En estas condiciones, es difícil hacer lo que la poeta Hilde Domin pedía en el que creo que es uno de sus más bellos poemas: «No te canses / sino tiende la mano al milagro / tranquilamente / como un pájaro». Pero el hecho de que esto sea difícil es precisamente la condición que una vez Markus, y después de él Bach y Lehms, luego Goethe y finalmente, con Hilde Domin, también la voz de nuestros días han identificado en la esencia del milagro: Reconocer esta esencia requiere una educación del alma, que hoy quizás más que nunca necesita rastrear la belleza del arte hasta sus raíces en la poética del milagro.
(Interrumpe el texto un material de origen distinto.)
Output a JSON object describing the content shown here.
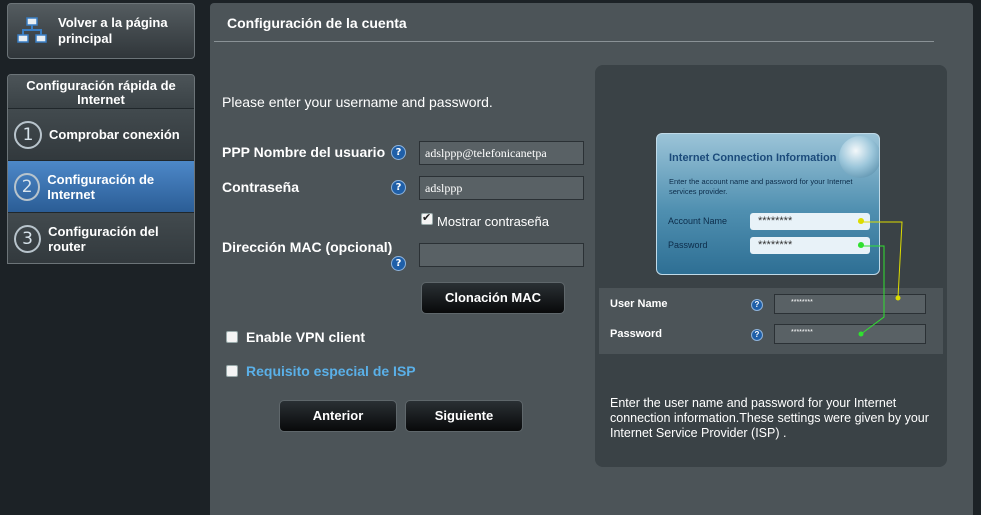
{
  "sidebar": {
    "home_label": "Volver a la página principal",
    "quick_setup_title": "Configuración rápida de Internet",
    "steps": [
      {
        "num": "1",
        "label": "Comprobar conexión",
        "active": false
      },
      {
        "num": "2",
        "label": "Configuración de Internet",
        "active": true
      },
      {
        "num": "3",
        "label": "Configuración del router",
        "active": false
      }
    ]
  },
  "main": {
    "title": "Configuración de la cuenta",
    "intro": "Please enter your username and password.",
    "ppp_username_label": "PPP Nombre del usuario",
    "ppp_username_value": "adslppp@telefonicanetpa",
    "password_label": "Contraseña",
    "password_value": "adslppp",
    "show_password_label": "Mostrar contraseña",
    "mac_label": "Dirección MAC (opcional)",
    "mac_value": "",
    "mac_clone_button": "Clonación MAC",
    "vpn_label": "Enable VPN client",
    "isp_special_label": "Requisito especial de ISP",
    "prev_button": "Anterior",
    "next_button": "Siguiente",
    "help_glyph": "?"
  },
  "info_panel": {
    "card_title": "Internet Connection Information",
    "card_desc": "Enter the account name and password for your Internet services provider.",
    "card_account_label": "Account Name",
    "card_account_value": "********",
    "card_password_label": "Password",
    "card_password_value": "********",
    "user_name_label": "User Name",
    "user_name_value": "********",
    "password_label": "Password",
    "password_value": "********",
    "description": "Enter the user name and password for your Internet connection information.These settings were given by your Internet Service Provider (ISP) ."
  },
  "colors": {
    "background": "#1c2226",
    "panel": "#4c5458",
    "active_step": "#3b74b4",
    "link": "#5ab0e8"
  },
  "icons": {
    "home": "network-icon",
    "help": "help-icon",
    "checkbox": "checkbox-icon"
  }
}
Desde que los evangelistas, en el marco de su misión de proclamación, plasmaron en sus narraciones la fuerza conmovedora de la actividad milagrosa de Jesús, pasando por la perfecta fusión de texto y música, como experimentamos en las cantatas de Bach, hasta el nacimiento de la estética moderna, la belleza del arte siempre ha formado parte de nuestras vidas, hasta el nacimiento de la estética moderna a partir del espíritu de la retórica bíblica de la revelación, han asumido siempre la tarea de preservar las experiencias individuales de sobrecogimiento y, sobre todo, de darles una voz que pueda redimirnos de la sordera del momento de la experiencia para comunicarnos aún hoy: «La mente y el alma se confunden» para que «no nos cansemos / sino que tendamos la mano al milagro / tranquilamente / como a un pájaro»: «El que tenga oídos para oír, que oiga».
Literatura
– Hilde Domin, Nicht müde werden, en: Hilde Domin, Hier. Poemas, Frankfurt a. M. 2006
– Johann Wolfgang von Goethe, Harzreise im Winter, en: Karl Eibl (ed.), Johann Wolfgang von Goethe, Sämtliche Gedichte, vol. I: 1756-1799, Frankfurt a. M. 1987
Este texto ha sido traducido con DeepL (www.deepl.com).